I like this venn diagram very much, an interesting post that made a lot of sense to me.
Athletics, Violence and Magic: some thoughts for Martial Arts.
“It is essential when trying to get to the top to use proven equipment; only when you are on level terms with the best can you afford to experiment with your own ideas. If you can’t fathom out what is the best equipment, because the top people all seem to have different ideas, then spend time talking to them and find out why the use what they do.” – Lawrie Smith in Tuning your Dinghy
An outsider may see martial arts as skillful athletic violence, so skillful it look like magic or trickery. There may be other qualities the novice may attribute to the martial artist. By looking at disciplines that combine these qualities, and their elite practitioners, we can learn something for our own training.

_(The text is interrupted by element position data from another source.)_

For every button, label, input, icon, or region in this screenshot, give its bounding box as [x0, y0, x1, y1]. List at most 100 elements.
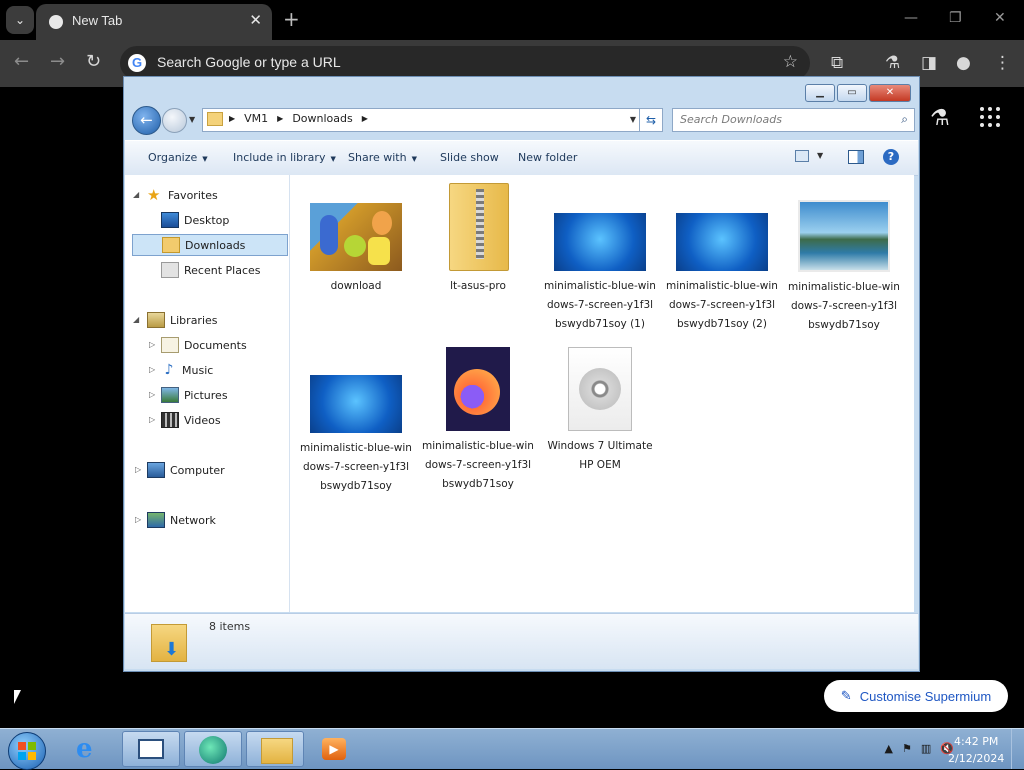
nav-favorites[interactable]: ★ Favorites	[147, 184, 218, 206]
desktop-icon	[161, 212, 179, 228]
browser-app-icon	[199, 736, 227, 764]
close-window-icon[interactable]: ✕	[994, 10, 1006, 26]
include-in-library-button[interactable]: Include in library ▼	[233, 151, 336, 164]
tab-close-icon[interactable]: ✕	[249, 11, 262, 29]
side-panel-icon[interactable]: ◨	[921, 53, 937, 73]
change-view-icon[interactable]	[795, 150, 809, 162]
extensions-icon[interactable]: ⧉	[831, 53, 843, 73]
start-button[interactable]	[8, 732, 46, 770]
address-bar[interactable]: ▶ VM1 ▶ Downloads ▶ ▼	[202, 108, 641, 132]
file-item-html[interactable]: minimalistic-blue-windows-7-screen-y1f3l…	[422, 347, 534, 494]
customise-button[interactable]: ✎ Customise Supermium	[824, 680, 1008, 712]
labs-icon[interactable]: ⚗	[885, 53, 900, 73]
file-item-download[interactable]: download	[300, 203, 412, 296]
organize-button[interactable]: Organize ▼	[148, 151, 208, 164]
search-icon[interactable]: ⌕	[901, 112, 908, 127]
file-item-image-3[interactable]: minimalistic-blue-windows-7-screen-y1f3l…	[788, 200, 900, 335]
file-item-zip[interactable]: lt-asus-pro	[422, 183, 534, 296]
firefox-file-icon	[446, 347, 510, 431]
expand-arrow-icon[interactable]: ▷	[149, 365, 155, 374]
apps-grid-icon[interactable]	[980, 107, 1000, 127]
disc-image-icon	[568, 347, 632, 431]
file-item-image-4[interactable]: minimalistic-blue-windows-7-screen-y1f3l…	[300, 375, 412, 496]
minimize-icon[interactable]: —	[904, 10, 918, 26]
show-desktop-button[interactable]	[1011, 729, 1024, 769]
breadcrumb-arrow-icon[interactable]: ▶	[277, 114, 283, 123]
libraries-icon	[147, 312, 165, 328]
nav-music[interactable]: ♪ Music	[161, 359, 214, 381]
network-tray-icon[interactable]: ▥	[921, 742, 931, 755]
file-item-iso[interactable]: Windows 7 Ultimate HP OEM	[544, 347, 656, 475]
nav-computer[interactable]: Computer	[147, 459, 225, 481]
minimize-button[interactable]: ▁	[805, 84, 835, 102]
recent-pages-dropdown-icon[interactable]: ▼	[189, 115, 195, 124]
collapse-arrow-icon[interactable]: ◢	[133, 190, 139, 199]
media-player-icon: ▶	[322, 738, 346, 760]
omnibox[interactable]: G Search Google or type a URL ☆	[120, 46, 810, 80]
image-thumbnail	[310, 375, 402, 433]
restore-icon[interactable]: ❐	[949, 10, 962, 26]
taskbar-browser[interactable]	[184, 731, 242, 767]
expand-arrow-icon[interactable]: ▷	[149, 390, 155, 399]
nav-network[interactable]: Network	[147, 509, 216, 531]
tab-new-tab[interactable]: New Tab ✕	[36, 4, 272, 40]
file-item-image-2[interactable]: minimalistic-blue-windows-7-screen-y1f3l…	[666, 213, 778, 334]
expand-arrow-icon[interactable]: ▷	[149, 340, 155, 349]
maximize-button[interactable]: ▭	[837, 84, 867, 102]
clock-time: 4:42 PM	[954, 735, 999, 748]
pictures-icon	[161, 387, 179, 403]
zip-folder-icon	[443, 183, 513, 271]
expand-arrow-icon[interactable]: ▷	[149, 415, 155, 424]
tab-search-button[interactable]: ⌄	[6, 6, 34, 34]
breadcrumb-vm1[interactable]: VM1	[244, 112, 268, 125]
customise-label: Customise Supermium	[859, 688, 992, 704]
show-hidden-icons-icon[interactable]: ▲	[885, 742, 893, 755]
profile-icon[interactable]: ●	[956, 53, 971, 73]
forward-icon[interactable]: →	[50, 51, 65, 72]
window-controls: ▁ ▭ ✕	[805, 84, 911, 102]
bookmark-star-icon[interactable]: ☆	[783, 52, 798, 72]
back-button[interactable]: ←	[132, 106, 161, 135]
nav-documents[interactable]: Documents	[161, 334, 247, 356]
file-item-image-1[interactable]: minimalistic-blue-windows-7-screen-y1f3l…	[544, 213, 656, 334]
view-options-dropdown-icon[interactable]: ▼	[817, 151, 823, 160]
new-folder-button[interactable]: New folder	[518, 151, 577, 164]
window-app-icon	[138, 739, 164, 759]
close-button[interactable]: ✕	[869, 84, 911, 102]
tab-title: New Tab	[72, 13, 123, 28]
folder-icon	[207, 112, 223, 126]
nav-videos[interactable]: Videos	[161, 409, 221, 431]
reload-icon[interactable]: ↻	[86, 51, 101, 72]
taskbar-media-player[interactable]: ▶	[306, 731, 364, 767]
breadcrumb-downloads[interactable]: Downloads	[292, 112, 352, 125]
forward-button[interactable]	[162, 108, 187, 133]
taskbar-explorer[interactable]	[246, 731, 304, 767]
expand-arrow-icon[interactable]: ▷	[135, 515, 141, 524]
action-center-flag-icon[interactable]: ⚑	[902, 742, 912, 755]
share-with-button[interactable]: Share with ▼	[348, 151, 417, 164]
search-input[interactable]: Search Downloads ⌕	[672, 108, 915, 132]
taskbar-internet-explorer[interactable]: e	[62, 731, 120, 767]
menu-icon[interactable]: ⋮	[994, 53, 1011, 73]
file-list: download lt-asus-pro minimalistic-blue-w…	[290, 175, 914, 612]
slide-show-button[interactable]: Slide show	[440, 151, 499, 164]
preview-pane-icon[interactable]	[848, 150, 864, 164]
new-tab-button[interactable]: +	[283, 7, 300, 31]
breadcrumb-arrow-icon[interactable]: ▶	[362, 114, 368, 123]
back-icon[interactable]: ←	[14, 51, 29, 72]
expand-arrow-icon[interactable]: ▷	[135, 465, 141, 474]
clock[interactable]: 4:42 PM 2/12/2024	[948, 733, 1004, 767]
file-name: minimalistic-blue-windows-7-screen-y1f3l…	[666, 280, 778, 330]
nav-pictures[interactable]: Pictures	[161, 384, 228, 406]
nav-recent-places[interactable]: Recent Places	[161, 259, 261, 281]
address-dropdown-icon[interactable]: ▼	[626, 109, 640, 131]
labs-flask-icon[interactable]: ⚗	[930, 106, 950, 131]
taskbar-app-window[interactable]	[122, 731, 180, 767]
nav-libraries[interactable]: Libraries	[147, 309, 218, 331]
breadcrumb-arrow-icon[interactable]: ▶	[229, 114, 235, 123]
help-icon[interactable]: ?	[883, 149, 899, 165]
nav-desktop[interactable]: Desktop	[161, 209, 229, 231]
nav-downloads[interactable]: Downloads	[132, 234, 288, 256]
collapse-arrow-icon[interactable]: ◢	[133, 315, 139, 324]
refresh-button[interactable]: ⇆	[639, 108, 663, 132]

A brief description of these:
An athlete trains their body to be capable of amazing physical feats. These abilities are usually externally verified through competition with similarly trained rivals.

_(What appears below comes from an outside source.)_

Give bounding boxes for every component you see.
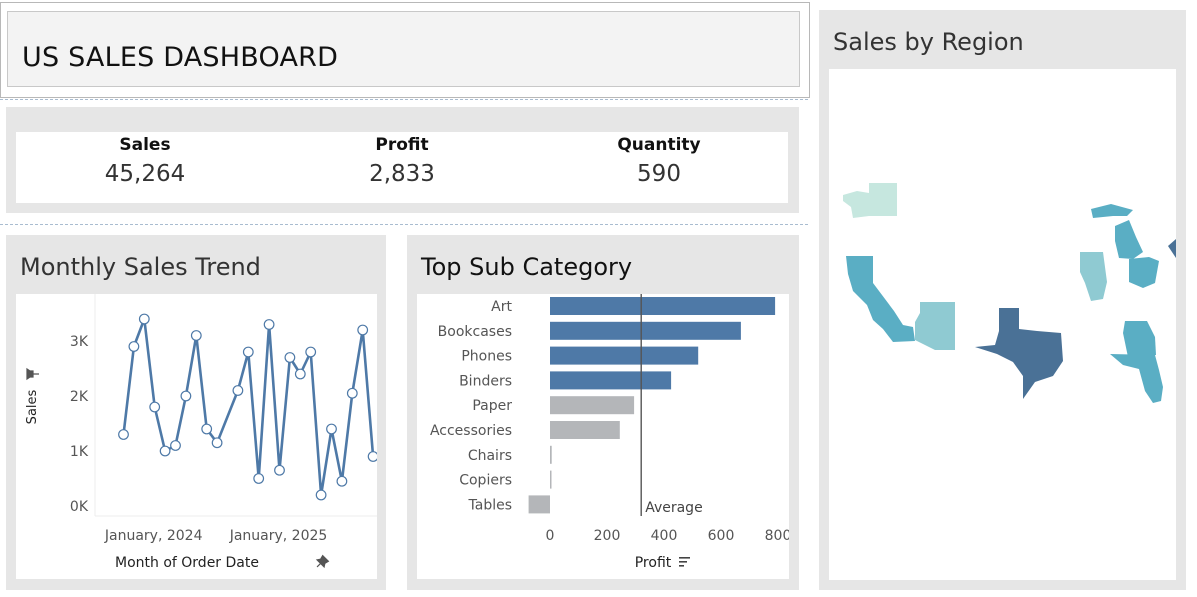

The conjuror carefully controls what their audience concentrates on. They then reveal unexpected realities.
The combatant incapacitates their adversary.
The illusions are created with physical skill e.g. synchronised swimming, gymnastics, break-dancing, mime and contortionism. Exhibition style martial arts like XMA , tricking and Wushu fall into this catagory.
The athletes compete in codified violence, trickery and deception is discouraged. ”Rock ‘em sock ‘em” style boxing or milling (The partners square up and exchange blows, boxing tactic not allowed) fall under this heading. .
The practitioner relies on escalation of force or some other “silver bullet” while athletic ability is ignored.
Magical athletic violence:
The warrior should have all of these qualities (my apologies for this cringe worthy word).